Pour les beaux yeux d’Aloysia

Claude Javeau,

(Dans le commissariat du Premier Arrondissement, un inspecteur prend la déposition d’un jeune délinquant pris sur le fait de vouloir décrocher un tableau au Louvre.)

L’inspecteur

Nom, prénom, lieu et date de naissance, profession ?

Le délinquant

Mozart, Wolfgang-Gottlieb, aussi appelé « le Divin », né à Salzbourg, Autriche, le 27 janvier 1756, compositeur de musique, Monsieur l’Inspecteur.

L’inspecteur

Pour quelqu’un d’aussi vieux, vous m’avez l’air très jeune. Quant à « divin », vous ne me semblez pas avoir la tête de l’emploi. Plutôt celle d’un cambrioleur à la petite semaine.

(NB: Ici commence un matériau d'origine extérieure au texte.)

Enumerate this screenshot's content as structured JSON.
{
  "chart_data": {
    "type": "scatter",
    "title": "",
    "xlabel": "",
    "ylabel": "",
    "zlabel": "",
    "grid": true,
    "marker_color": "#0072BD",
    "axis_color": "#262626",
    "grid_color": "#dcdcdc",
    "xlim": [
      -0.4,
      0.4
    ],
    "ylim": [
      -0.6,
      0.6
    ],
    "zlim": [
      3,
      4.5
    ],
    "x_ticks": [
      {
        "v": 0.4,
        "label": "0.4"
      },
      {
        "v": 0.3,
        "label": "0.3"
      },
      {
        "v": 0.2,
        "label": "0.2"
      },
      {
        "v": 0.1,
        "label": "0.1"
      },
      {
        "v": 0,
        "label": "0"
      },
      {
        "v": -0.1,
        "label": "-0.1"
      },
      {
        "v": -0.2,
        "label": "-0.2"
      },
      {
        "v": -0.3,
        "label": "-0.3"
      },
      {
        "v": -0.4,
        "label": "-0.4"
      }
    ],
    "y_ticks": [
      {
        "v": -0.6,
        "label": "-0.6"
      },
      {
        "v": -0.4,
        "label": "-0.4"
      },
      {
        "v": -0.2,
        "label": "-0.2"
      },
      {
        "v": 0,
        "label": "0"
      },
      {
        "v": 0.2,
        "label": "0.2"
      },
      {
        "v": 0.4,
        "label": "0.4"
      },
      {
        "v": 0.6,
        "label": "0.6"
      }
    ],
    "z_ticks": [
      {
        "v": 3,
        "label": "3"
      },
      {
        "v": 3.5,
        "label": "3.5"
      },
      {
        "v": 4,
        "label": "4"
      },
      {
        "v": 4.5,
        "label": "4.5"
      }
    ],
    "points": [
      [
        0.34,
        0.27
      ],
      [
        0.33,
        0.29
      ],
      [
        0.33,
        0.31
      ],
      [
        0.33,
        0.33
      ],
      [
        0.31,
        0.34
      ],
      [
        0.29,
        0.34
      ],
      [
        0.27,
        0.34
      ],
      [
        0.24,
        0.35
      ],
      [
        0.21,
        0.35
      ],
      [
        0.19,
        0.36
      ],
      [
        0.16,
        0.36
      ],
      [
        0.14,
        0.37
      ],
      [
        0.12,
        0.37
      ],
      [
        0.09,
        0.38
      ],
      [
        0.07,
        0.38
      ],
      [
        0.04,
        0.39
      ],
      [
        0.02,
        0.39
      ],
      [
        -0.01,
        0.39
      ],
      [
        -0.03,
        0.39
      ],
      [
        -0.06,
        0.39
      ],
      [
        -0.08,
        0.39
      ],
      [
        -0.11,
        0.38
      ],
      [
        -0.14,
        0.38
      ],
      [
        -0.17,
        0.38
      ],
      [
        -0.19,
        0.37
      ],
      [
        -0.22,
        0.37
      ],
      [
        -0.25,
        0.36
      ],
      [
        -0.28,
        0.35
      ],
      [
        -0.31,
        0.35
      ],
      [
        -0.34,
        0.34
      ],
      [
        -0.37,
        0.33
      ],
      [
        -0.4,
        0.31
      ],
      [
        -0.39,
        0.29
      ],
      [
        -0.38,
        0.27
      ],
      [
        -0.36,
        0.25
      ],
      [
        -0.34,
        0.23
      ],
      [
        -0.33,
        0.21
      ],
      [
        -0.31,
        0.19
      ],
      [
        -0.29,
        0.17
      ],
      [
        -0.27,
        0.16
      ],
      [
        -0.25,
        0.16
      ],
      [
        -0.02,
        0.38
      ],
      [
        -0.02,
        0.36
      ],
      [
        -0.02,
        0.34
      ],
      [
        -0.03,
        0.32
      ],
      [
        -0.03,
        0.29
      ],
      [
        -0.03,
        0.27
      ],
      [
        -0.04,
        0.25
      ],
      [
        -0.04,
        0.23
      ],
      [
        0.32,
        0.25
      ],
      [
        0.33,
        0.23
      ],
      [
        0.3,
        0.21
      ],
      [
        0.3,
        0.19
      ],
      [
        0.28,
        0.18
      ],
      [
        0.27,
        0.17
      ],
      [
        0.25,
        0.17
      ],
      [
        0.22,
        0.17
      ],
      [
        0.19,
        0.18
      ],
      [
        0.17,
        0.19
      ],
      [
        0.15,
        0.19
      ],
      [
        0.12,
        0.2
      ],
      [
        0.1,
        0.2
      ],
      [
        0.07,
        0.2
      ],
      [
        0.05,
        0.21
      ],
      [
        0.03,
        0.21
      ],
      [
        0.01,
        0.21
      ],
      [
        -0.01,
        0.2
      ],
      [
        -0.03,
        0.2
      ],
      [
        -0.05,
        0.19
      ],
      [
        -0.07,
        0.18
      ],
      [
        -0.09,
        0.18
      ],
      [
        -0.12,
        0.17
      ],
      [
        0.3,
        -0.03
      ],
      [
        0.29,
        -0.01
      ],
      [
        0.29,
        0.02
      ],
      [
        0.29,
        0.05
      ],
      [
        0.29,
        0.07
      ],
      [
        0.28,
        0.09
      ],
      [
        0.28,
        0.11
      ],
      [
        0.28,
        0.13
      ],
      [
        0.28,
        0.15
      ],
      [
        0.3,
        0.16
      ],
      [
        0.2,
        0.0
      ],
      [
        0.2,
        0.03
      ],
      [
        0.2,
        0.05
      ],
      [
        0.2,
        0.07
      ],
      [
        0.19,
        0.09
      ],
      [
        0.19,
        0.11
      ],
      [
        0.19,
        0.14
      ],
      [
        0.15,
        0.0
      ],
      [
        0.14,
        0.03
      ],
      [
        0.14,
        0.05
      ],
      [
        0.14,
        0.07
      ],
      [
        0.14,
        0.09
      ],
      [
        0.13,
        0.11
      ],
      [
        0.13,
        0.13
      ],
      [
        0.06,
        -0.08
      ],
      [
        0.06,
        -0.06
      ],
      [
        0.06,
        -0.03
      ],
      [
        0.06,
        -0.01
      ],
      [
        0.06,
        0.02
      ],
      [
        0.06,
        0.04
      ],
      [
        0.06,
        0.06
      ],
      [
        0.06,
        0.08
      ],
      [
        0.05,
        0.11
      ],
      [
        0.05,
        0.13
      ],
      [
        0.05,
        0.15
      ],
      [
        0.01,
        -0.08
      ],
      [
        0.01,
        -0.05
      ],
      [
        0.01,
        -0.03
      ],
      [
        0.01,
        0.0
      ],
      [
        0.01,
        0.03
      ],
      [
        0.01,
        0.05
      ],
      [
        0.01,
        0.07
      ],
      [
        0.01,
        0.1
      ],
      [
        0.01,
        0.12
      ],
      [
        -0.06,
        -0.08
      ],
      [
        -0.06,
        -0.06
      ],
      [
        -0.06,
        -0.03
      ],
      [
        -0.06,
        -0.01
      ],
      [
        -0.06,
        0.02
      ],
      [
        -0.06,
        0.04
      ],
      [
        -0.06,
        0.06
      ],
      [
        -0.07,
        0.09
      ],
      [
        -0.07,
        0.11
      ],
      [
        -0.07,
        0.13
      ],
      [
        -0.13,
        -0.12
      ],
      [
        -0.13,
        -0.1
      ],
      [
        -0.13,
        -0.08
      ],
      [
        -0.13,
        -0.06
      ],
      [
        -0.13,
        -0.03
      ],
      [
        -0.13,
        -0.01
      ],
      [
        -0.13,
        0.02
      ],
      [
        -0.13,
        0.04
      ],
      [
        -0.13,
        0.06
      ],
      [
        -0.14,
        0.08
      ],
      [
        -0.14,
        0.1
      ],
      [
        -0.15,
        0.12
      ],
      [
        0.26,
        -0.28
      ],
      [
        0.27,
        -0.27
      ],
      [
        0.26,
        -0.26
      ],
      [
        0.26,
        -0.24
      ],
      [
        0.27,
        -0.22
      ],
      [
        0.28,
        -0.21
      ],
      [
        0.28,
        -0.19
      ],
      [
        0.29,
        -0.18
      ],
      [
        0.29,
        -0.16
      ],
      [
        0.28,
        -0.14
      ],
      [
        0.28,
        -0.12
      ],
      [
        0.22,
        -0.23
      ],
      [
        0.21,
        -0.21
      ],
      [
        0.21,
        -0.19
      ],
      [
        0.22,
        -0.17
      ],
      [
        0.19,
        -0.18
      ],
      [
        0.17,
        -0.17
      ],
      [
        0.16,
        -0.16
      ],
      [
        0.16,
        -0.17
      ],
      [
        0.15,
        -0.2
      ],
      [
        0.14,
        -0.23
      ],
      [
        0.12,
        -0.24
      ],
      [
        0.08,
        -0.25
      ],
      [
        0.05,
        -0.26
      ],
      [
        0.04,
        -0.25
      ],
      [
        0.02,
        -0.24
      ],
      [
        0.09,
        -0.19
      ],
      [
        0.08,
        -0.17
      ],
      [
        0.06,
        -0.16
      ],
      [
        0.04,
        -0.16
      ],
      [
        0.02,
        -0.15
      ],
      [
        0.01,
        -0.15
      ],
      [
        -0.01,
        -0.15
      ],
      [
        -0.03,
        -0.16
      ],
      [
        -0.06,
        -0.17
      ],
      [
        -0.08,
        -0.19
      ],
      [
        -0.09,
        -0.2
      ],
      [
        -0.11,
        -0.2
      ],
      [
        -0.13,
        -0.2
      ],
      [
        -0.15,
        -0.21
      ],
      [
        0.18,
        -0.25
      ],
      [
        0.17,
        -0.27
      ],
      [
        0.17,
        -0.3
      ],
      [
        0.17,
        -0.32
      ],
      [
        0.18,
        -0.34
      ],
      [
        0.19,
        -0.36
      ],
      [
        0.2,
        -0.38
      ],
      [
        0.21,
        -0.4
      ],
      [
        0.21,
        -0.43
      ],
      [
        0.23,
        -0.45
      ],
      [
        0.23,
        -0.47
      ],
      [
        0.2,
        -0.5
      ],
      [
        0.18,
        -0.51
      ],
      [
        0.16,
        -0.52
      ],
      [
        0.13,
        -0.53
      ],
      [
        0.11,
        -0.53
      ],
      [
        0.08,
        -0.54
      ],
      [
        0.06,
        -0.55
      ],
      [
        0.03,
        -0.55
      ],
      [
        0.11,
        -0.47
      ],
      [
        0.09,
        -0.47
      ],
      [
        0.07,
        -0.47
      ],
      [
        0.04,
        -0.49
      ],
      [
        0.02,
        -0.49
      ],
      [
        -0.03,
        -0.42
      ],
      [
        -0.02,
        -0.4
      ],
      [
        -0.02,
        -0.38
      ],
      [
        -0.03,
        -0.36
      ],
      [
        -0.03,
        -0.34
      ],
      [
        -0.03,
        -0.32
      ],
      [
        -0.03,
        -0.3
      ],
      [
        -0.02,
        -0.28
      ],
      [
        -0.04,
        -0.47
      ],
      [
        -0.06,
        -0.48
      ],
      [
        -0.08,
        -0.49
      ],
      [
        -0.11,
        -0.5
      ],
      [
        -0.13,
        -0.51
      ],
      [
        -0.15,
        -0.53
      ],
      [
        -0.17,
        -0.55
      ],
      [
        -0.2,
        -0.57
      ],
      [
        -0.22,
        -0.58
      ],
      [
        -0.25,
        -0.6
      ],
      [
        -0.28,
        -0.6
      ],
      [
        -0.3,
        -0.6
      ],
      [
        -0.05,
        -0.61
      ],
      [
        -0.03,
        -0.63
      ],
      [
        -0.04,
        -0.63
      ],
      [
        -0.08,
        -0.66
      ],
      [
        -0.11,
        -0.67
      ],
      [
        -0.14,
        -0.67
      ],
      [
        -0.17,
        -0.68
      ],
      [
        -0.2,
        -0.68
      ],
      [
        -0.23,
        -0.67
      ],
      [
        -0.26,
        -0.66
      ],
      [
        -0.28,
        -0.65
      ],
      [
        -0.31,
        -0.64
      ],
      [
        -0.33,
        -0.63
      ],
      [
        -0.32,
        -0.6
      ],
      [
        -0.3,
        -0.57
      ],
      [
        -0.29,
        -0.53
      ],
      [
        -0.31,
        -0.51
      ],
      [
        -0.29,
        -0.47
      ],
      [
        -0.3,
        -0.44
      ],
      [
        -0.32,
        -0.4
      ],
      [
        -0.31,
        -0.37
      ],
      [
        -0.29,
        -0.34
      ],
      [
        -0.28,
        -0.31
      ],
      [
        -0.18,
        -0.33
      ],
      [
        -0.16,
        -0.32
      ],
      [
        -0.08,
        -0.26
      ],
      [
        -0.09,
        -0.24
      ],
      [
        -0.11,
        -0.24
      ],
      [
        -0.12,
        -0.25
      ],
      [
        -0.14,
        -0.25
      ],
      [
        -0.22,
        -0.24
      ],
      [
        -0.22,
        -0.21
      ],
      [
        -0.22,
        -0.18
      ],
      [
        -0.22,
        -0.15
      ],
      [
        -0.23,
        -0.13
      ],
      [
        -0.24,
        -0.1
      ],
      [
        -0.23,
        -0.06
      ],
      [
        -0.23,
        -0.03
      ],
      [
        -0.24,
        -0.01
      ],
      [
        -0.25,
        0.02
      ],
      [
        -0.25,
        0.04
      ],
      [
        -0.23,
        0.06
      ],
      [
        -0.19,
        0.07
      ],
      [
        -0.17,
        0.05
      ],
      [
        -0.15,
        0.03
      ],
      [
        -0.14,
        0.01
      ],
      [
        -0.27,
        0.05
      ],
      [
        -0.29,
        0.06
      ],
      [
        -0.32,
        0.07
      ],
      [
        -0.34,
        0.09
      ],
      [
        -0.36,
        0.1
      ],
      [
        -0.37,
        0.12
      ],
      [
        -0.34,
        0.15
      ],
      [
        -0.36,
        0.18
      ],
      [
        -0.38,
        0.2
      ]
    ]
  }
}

Et d’ailleurs, venons-en à nos moutons : on vous a surpris en train d’essayer de voler un tableau de Rambran[1], un Hollandais si je ne m’abuse, représentant une certaine Bethsabée. Reconnaissez-vous les faits ?

Le délinquant

Je les reconnais, Monsieur l’Inspecteur. Pour votre information, je précise que Bethsabée, épouse d’Urie, fut enlevée par le roi David qui fit assassiner son mari et qui eut d’elle quatre fils, dont Salomon.

L inspecteur

Ces histoires de famille ne m’intéressent pas. Pourquoi vouliez-vous voler ce tableau ?

Le délinquant

Pour l’offrir à Aloysia.

L’inspecteur

Aloysia, qui c’est, celle-là ?

Le délinquant

C’est ma belle-sœur, Monsieur l’Inspecteur, la sœur de mon épouse, Constance, née Weber.

L’inspecteur

Et pourquoi vouliez-vous lui offrir ce tableau, qui appartient à l’État français ?

Le délinquant

Parce que la femme qui y est représentée lui ressemble très fort. Je voulais lui faire croire que c’était son portrait, et que c’est moi qui l’avais peint.

L’inspecteur

Elle ressemble vraiment à cette femme, votre Aloysia ? Un peu grassouillette, non ?

Le délinquant

Peut-être. Mais de beaux petits seins, non ? La vérité est que je suis amoureux fou d’Aloysia, et que je ferais tout pour lui plaire.

L’inspecteur

Amoureux de votre belle-sœur ! Bon, après tout, cela vous regarde. Mais comment savez-vous que cette Bethsabée est le portrait craché de votre belle-sœur ? Vous l’avez vue nue, votre belle-sœur ?

Le délinquant

Oui, Monsieur l’inspecteur. Je l’ai regardée par le trou de la serrure alors qu’elle prenait son bain.

L’inspecteur

Drôles de mœurs, mais là n’est pas le problème. Vous reconnaissez avoir essayé de voler ce tableau de Rambran, je vais vous mettre en cellule en attendant la suite des opérations. C’est le juge d’instruction qui décidera. À première vue, vous n’avez pas causé beaucoup de dégâts, mais avec les juges, on ne sait jamais.

Le délinquant

Faites votre métier, Monsieur l’Inspecteur.

L’inspecteur

Allons, au trou ! Mais dites-moi, Monsieur Mozart, quel genre de musique composez-vous ?

Le délinquant

J’écris des petites musiques de nuit et des marches turques, des choses comme ça.

L’inspecteur

Chacun ses goûts. Moi, ce que je préfère, c’est les chansons genre Céline Dion.